Pendek kata, harus diakui bahwa industri otomotif adalah salah satu penyebab utama kerusakan lingkungan.

Kendati demikian, industri otomotif sendiri saat ini merupakan salah satu industri yang paling getol berbenah. Peralihan dari kendaraan berbahan bakar fosil menuju kendaraan listrik, misalnya, sudah bisa dikatakan sebagai sebuah upaya menuju keberlanjutan. Namun, kendaraan listrik pun sebenarnya masih jauh dari kata "bersih".

Ada komponen-komponen mobil yang mesti didapatkan dari proses ekstraksi yang (umumnya) masih dilakukan secara tidak bertanggung jawab. Belum lagi soal sumber dari listrik yang digunakan untuk menggerakkan mobil-mobil tersebut. Sebagai catatan, batu bara dan gas alam masih menjadi sumber energi paling dominan di muka bumi.
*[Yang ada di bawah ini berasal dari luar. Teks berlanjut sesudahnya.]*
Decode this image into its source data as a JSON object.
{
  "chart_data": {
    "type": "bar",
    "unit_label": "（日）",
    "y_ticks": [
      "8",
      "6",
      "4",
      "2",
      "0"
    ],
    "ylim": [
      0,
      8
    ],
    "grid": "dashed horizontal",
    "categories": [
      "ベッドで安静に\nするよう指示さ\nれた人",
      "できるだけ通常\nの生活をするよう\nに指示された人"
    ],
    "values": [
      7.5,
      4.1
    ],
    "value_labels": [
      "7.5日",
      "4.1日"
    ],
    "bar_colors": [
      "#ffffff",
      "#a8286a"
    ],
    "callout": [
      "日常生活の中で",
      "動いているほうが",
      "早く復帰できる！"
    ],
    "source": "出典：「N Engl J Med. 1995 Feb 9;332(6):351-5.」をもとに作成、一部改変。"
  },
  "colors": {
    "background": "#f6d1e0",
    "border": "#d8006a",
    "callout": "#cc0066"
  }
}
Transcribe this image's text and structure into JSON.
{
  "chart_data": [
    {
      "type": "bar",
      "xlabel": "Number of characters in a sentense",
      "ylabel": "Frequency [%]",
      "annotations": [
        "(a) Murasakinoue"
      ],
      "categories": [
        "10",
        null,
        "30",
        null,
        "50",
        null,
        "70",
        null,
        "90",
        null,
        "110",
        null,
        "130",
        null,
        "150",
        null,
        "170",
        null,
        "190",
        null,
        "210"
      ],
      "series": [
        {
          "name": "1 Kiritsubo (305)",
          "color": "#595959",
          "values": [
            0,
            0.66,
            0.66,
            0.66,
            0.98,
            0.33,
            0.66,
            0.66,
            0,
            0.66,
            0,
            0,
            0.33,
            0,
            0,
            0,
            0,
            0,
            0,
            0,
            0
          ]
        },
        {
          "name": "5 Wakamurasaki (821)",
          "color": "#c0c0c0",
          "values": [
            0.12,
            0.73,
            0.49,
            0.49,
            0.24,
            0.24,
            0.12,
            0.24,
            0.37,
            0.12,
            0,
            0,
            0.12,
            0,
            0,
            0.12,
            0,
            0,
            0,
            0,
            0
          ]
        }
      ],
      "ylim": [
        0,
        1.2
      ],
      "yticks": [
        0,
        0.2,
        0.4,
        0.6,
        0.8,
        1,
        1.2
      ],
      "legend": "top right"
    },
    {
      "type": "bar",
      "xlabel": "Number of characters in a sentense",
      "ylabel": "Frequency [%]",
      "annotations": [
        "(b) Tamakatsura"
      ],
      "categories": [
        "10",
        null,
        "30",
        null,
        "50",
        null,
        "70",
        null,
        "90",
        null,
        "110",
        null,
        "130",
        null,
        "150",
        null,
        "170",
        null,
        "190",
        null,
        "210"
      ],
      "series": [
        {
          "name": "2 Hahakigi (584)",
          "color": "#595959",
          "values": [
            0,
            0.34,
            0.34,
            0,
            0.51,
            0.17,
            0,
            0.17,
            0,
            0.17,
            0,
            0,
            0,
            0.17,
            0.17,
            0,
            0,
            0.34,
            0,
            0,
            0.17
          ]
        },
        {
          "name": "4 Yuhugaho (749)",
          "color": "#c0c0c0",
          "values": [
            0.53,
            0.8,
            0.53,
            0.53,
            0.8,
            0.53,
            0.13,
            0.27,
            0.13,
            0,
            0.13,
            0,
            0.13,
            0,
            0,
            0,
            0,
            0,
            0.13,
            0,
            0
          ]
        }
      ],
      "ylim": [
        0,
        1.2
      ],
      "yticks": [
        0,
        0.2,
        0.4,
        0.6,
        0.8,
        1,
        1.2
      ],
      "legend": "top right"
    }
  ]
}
Selain beralih ke kendaraan listrik, ada satu praktik lain yang sudah cukup populer di kalangan pelaku industri otomotif, yaitu penggunaan material daur ulang.

Berbagai produsen mobil sudah melakukan hal ini, pun demikian dengan produsen komponen pendukung seperti pabrikan ban. Namun, praktik ini pun masih mengundang kritik karena sebenarnya tidak banyak komponen mobil yang bisa benar-benar didaur ulang untuk dijadikan bahan baku mobil baru.

Sebagai contoh, ketika sebuah mobil sudah tak lagi dipakai, para pendaur ulang biasanya mencopot mesin yang masih berfungsi untuk dipakai lagi. Sementara itu, bagian-bagian mobil lain hanya akan dihancurkan. Hasilnya adalah serpihan logam campuran.

Akan tetapi, tidak semua bagian dari serpihan logam itu bisa digunakan kembali. Paling-paling, hanya aluminium yang bisa dipakai lagi untuk memproduksi mobil baru, sementara sisanya digunakan oleh industri lain.